"Arrghhhhhh! Di mana kamu, gadis kecil? Cepat ke sini... Aku lapar... Argh!"
Jisoo merangkak mundur hingga menghimpit dinding. Gelap. Hanya ada cahaya lampu yang menyala di ruang tamu, berkat pintu kamar yang dibiarkan terbuka. Melihat sepasang kaki besar melangkah masuk, Jisoo menutup mulut rapat dengan kedua tangan. Menahan napas. Seakan napasnya pun dapat terdengar.
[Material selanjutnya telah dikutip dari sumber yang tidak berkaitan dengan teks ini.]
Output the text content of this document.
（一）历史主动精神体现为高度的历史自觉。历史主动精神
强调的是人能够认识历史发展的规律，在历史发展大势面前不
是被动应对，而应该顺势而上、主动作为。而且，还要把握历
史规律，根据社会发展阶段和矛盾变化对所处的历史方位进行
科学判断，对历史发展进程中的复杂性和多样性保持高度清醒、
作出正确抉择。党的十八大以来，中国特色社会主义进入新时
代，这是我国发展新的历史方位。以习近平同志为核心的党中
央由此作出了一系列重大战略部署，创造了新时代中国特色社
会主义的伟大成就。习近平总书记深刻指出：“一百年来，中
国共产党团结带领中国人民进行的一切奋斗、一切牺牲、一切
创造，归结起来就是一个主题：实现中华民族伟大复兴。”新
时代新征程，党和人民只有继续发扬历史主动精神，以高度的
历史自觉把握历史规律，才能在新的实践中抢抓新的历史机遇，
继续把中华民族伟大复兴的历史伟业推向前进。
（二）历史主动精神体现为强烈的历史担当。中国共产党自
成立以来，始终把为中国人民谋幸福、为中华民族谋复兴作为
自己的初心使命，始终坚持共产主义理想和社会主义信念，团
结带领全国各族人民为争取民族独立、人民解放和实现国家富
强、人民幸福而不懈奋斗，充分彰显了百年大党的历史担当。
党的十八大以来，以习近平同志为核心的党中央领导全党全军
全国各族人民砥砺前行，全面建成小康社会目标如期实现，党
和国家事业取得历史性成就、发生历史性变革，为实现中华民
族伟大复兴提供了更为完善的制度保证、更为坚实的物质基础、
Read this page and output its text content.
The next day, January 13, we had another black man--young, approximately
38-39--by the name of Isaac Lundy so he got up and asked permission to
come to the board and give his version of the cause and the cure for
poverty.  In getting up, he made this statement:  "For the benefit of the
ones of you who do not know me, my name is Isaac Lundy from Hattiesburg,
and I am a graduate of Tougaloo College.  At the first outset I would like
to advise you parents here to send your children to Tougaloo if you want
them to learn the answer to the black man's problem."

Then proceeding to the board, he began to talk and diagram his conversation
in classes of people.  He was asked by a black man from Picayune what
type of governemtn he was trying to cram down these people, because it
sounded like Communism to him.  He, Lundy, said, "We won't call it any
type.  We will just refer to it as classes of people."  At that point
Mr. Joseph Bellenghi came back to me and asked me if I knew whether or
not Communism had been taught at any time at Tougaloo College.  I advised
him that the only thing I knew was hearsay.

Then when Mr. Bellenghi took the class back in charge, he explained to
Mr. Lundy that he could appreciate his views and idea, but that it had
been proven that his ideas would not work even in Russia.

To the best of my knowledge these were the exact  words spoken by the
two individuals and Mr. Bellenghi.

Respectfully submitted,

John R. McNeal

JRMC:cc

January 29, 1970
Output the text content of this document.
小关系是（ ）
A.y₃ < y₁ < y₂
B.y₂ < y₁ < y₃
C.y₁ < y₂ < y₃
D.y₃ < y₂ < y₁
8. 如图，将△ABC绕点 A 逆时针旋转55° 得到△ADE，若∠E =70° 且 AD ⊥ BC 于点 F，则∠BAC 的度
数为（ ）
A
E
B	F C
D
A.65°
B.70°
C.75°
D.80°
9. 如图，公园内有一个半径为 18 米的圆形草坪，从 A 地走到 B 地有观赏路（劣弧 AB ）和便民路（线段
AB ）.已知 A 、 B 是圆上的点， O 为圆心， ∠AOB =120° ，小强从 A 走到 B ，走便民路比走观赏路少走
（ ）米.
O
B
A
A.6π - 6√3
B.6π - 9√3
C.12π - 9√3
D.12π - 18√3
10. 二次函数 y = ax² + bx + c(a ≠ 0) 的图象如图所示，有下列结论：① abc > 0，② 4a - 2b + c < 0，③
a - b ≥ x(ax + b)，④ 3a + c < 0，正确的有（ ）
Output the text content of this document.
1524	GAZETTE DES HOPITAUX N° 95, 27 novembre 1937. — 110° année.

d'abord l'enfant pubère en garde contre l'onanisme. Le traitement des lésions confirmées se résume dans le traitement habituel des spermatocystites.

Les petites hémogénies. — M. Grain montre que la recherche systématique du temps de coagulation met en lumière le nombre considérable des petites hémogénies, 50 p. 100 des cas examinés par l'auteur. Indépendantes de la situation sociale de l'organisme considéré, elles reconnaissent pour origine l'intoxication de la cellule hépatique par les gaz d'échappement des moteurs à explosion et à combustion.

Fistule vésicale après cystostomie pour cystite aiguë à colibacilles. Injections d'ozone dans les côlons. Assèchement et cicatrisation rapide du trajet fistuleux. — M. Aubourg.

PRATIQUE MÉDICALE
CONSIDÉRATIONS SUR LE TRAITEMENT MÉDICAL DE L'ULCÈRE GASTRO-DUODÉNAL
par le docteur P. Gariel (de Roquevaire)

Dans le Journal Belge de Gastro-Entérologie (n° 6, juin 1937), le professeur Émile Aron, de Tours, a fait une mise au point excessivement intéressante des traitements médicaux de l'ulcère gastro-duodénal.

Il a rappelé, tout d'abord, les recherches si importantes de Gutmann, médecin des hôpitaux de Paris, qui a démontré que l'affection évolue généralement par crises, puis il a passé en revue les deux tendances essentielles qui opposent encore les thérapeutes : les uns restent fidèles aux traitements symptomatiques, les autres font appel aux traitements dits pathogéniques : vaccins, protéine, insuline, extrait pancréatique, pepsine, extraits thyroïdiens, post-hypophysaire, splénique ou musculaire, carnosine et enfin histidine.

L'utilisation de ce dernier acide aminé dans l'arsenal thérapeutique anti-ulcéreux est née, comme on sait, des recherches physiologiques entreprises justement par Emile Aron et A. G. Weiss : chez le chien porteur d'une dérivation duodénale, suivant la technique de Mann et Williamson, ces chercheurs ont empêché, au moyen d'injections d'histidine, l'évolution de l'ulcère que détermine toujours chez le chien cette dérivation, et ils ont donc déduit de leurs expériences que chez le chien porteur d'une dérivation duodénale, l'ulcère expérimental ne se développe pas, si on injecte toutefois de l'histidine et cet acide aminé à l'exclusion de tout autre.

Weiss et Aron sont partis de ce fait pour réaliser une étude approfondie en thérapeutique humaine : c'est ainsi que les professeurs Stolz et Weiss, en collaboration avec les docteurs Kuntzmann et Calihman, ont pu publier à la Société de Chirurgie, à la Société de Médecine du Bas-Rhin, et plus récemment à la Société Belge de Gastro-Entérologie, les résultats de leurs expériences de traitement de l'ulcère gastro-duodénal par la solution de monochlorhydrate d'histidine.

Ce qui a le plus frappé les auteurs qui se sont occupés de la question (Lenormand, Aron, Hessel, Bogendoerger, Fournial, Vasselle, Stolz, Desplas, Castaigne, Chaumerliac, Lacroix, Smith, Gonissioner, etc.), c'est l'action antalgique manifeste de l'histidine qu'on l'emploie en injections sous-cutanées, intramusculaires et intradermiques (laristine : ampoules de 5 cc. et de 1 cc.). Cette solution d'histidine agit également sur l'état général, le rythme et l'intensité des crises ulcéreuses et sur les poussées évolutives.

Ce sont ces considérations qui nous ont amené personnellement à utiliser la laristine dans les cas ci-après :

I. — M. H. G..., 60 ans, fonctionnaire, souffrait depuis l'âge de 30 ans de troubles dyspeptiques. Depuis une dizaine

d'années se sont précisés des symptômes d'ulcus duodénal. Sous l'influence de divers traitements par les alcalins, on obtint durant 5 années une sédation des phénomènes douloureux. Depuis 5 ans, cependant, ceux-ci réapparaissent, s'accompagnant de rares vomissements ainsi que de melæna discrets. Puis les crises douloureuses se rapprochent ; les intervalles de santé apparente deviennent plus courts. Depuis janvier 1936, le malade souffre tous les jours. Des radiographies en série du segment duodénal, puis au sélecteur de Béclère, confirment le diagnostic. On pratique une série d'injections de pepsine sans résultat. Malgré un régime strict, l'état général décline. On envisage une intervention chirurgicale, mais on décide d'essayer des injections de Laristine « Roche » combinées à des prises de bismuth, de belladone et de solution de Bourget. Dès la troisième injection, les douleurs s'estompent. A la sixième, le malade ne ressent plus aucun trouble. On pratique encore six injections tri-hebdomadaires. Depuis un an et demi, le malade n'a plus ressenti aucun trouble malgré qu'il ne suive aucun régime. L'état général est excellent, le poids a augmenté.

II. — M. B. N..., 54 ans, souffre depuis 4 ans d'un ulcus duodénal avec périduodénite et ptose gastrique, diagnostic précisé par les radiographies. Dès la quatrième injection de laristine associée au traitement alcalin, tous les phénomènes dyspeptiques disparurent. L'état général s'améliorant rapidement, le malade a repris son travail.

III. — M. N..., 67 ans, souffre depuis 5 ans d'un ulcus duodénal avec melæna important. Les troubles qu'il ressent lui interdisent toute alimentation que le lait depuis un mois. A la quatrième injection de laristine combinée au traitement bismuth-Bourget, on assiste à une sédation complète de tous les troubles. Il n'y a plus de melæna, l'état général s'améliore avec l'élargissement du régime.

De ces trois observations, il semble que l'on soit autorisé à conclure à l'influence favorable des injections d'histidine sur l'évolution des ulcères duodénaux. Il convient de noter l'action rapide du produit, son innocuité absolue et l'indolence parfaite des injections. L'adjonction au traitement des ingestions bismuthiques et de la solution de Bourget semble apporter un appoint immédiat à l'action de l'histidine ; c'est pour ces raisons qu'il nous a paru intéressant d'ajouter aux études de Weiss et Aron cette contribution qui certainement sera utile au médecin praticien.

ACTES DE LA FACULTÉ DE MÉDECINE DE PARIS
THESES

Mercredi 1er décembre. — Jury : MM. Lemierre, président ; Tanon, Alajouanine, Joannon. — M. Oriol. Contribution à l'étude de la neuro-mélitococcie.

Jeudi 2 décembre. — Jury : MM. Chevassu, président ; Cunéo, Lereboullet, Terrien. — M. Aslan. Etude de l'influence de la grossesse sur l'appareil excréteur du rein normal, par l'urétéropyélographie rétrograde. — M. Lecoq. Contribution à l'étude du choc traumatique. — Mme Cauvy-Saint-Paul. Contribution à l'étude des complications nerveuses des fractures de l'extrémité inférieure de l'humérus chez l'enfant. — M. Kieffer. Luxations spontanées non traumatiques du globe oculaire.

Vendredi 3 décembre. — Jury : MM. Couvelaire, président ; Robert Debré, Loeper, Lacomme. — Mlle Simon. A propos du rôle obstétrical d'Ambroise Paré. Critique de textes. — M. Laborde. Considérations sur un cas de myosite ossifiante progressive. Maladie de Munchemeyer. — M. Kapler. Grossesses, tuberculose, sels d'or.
Semakin dekat, Jisoo menutup rapat kedua mata.
"Dapat! Ke sini, Hong Jisoo!"
Sepasang tangan berhasil menggapai Jisoo yang tengah bersembunyi di bawah ranjang. Membuat anak perempuan berumur tujuh tahun itu memekik. Berteriak. Berontak. Berusaha melepaskan sergapan. "Aaa! Lepaskan aku, Raksasa! Tubuhku tidak enak. Tidak punya banyak daging untuk perut buncitmu!"
Berontak yang Jisoo lakukan berakhir percuma. Seseorang yang dipanggilnya dengan sebutan Raksasa itu tetap berhasil menarik Jisoo keluar dari persembunyian. Marah besar karena dikatai perut buncit. "Kamu bilang apa, hng? Katakan sekali lagi," bentaknya. Mengangkat tubuh kecil Jisoo tinggi-tinggi.
Bukannya merasa takut, Jisoo malah tertawa. Tubuhnya terguncang hingga terasa geli. "Ayah buncit! Perut ayah buncit!"
Hong Myunsoo, seorang duda beranak satu, pemilik putri cantik bernama Hong Jisoo itu, menghempaskan tubuh anaknya ke atas ranjang. Membuat suara tawa Jisoo terdengar jauh lebih nyaring dari yang sebelumnya. Berguling hendak turun dari ranjang. Masih berusaha kabur. Akan tetapi, belum sempat kakinya menyentuh lantai, suara nyaring petir menyambar. Jisoo berteriak lantang. Ketakutan. Menutup kedua telinga dengan tangan. Menubruk tubuh ayahnya.
"Turun hujan," kata Myunsoo, memeluk anaknya. Membawa Jisoo berbaring di atas ranjang. Ikut berbaring di sampingnya. Menarik selimut. "Bermainnya kita hentikan saja, ya? Mau dengar dongeng sebelum tidur?"
Jisoo menggeleng. "Ayah pasti mau cerita tentang putri cantik yang baik hati, lalu bertemu dengan pangeran tampan. Aku bosan mendengarnya."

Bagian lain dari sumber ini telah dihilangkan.